A reranker is useful in the second case: the correct document was found, but ranked too low. Changing the embedder may still leave rough ordering problems. Adding a reranker lets the system correct the order after broad retrieval.
You do not need to find the perfect embedder first. It is simpler to retrieve loosely, then improve precision in the narrowing stage.
Ettin Reranker as a Concrete Option¶
Rerankers are not new, but Hugging Face published the Ettin Reranker family on 2026-05-19, adding a practical new option1. It includes six sizes from 17M to 1B parameters, all under Apache 2.0.
Three points are worth watching.
| Point | Official Positioning | Likely Use |
|---|---|---|
| 17M | Smaller than older MiniLM rerankers while improving quality | CPU inference and low latency |
| 150M | Strong mid-sized model under 600M parameters | Normal GPU-backed operation |
| 1B | Nearly matches the 1.54B teacher model | Quality-first or overnight batch reranking |
The small models matter in practice. Many teams hesitate because reranking sounds expensive. The 17M and 32M models lower that first testing cost.

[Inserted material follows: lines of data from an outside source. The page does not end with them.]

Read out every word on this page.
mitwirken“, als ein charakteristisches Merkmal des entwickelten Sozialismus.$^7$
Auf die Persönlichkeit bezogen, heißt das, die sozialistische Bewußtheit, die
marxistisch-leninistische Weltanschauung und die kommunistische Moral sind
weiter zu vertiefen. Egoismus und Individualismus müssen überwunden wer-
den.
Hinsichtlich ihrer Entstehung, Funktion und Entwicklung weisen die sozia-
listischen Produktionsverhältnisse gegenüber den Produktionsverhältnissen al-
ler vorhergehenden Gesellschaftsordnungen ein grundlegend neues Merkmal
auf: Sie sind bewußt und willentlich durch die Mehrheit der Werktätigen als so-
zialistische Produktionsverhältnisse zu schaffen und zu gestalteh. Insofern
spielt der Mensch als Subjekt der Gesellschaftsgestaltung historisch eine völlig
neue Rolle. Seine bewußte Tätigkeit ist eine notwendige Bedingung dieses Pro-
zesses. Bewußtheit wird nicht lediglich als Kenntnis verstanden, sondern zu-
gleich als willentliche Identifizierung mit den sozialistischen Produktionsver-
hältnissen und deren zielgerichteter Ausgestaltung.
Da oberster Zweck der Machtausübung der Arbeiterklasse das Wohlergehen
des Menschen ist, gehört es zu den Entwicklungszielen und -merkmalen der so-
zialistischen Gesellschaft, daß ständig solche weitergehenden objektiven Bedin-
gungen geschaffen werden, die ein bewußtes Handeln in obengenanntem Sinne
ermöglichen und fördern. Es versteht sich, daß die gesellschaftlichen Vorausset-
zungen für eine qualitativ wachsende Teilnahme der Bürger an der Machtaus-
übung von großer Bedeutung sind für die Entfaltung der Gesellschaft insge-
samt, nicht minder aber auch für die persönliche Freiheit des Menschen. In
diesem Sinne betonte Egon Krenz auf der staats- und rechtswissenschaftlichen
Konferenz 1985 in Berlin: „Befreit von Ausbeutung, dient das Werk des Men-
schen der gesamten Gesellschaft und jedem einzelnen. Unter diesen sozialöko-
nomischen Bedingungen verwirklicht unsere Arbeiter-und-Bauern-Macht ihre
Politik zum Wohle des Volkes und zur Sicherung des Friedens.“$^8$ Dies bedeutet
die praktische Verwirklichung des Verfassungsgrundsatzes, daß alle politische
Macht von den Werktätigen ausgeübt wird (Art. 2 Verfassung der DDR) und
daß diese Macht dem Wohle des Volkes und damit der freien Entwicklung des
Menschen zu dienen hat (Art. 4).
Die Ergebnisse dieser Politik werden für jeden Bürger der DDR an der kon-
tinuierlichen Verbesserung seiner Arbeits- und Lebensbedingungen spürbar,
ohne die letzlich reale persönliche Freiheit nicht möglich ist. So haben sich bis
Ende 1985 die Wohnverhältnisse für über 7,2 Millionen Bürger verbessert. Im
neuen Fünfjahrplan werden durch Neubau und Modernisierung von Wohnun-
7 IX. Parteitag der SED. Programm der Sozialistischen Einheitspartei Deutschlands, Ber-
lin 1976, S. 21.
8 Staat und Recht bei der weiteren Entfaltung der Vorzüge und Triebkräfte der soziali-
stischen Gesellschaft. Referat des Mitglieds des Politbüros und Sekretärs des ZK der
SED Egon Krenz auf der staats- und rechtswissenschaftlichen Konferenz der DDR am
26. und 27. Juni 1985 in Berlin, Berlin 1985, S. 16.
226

You can add a reranker to an existing RAG system and start small. If it helps, move to a larger model later.
The training data is also public, which opens a path to domain-specific retraining2. This gives teams an option between using the public model as-is and building everything from scratch.
What to Watch in Japanese RAG¶
Do not treat English benchmark strength as proof of Japanese RAG quality.
Ettin Reranker is evaluated mainly on the English MTEB benchmark in the official article1. If your documents are Japanese FAQs, meeting notes, contracts, or internal policies, you still need local evaluation.
A practical test can be small. Prepare 30 to 100 query-document examples from your own data. Have a human mark the expected ranking, then compare top-N accuracy with and without the reranker. The set does not need to be perfect to reveal the trend.
Behavior can differ by language and document type. Public benchmarks show expectations. Your own data shows whether the change works in your environment.
Summary¶
When improving RAG, fixing search ranking is often more effective than changing the generative model. The basic pattern is to retrieve broadly with an embedder and reread candidates with a reranker.
Ettin Reranker is a new way to start that second stage. It offers Apache 2.0 licensing, six sizes, public data, and Sentence Transformers compatibility, making it easy to compare against an existing RAG baseline.
The next step is to measure how many of the top five documents actually answer the question. Once that number is visible, you can tell whether the problem is retrieval, ranking, or generation. That makes the next fix much clearer.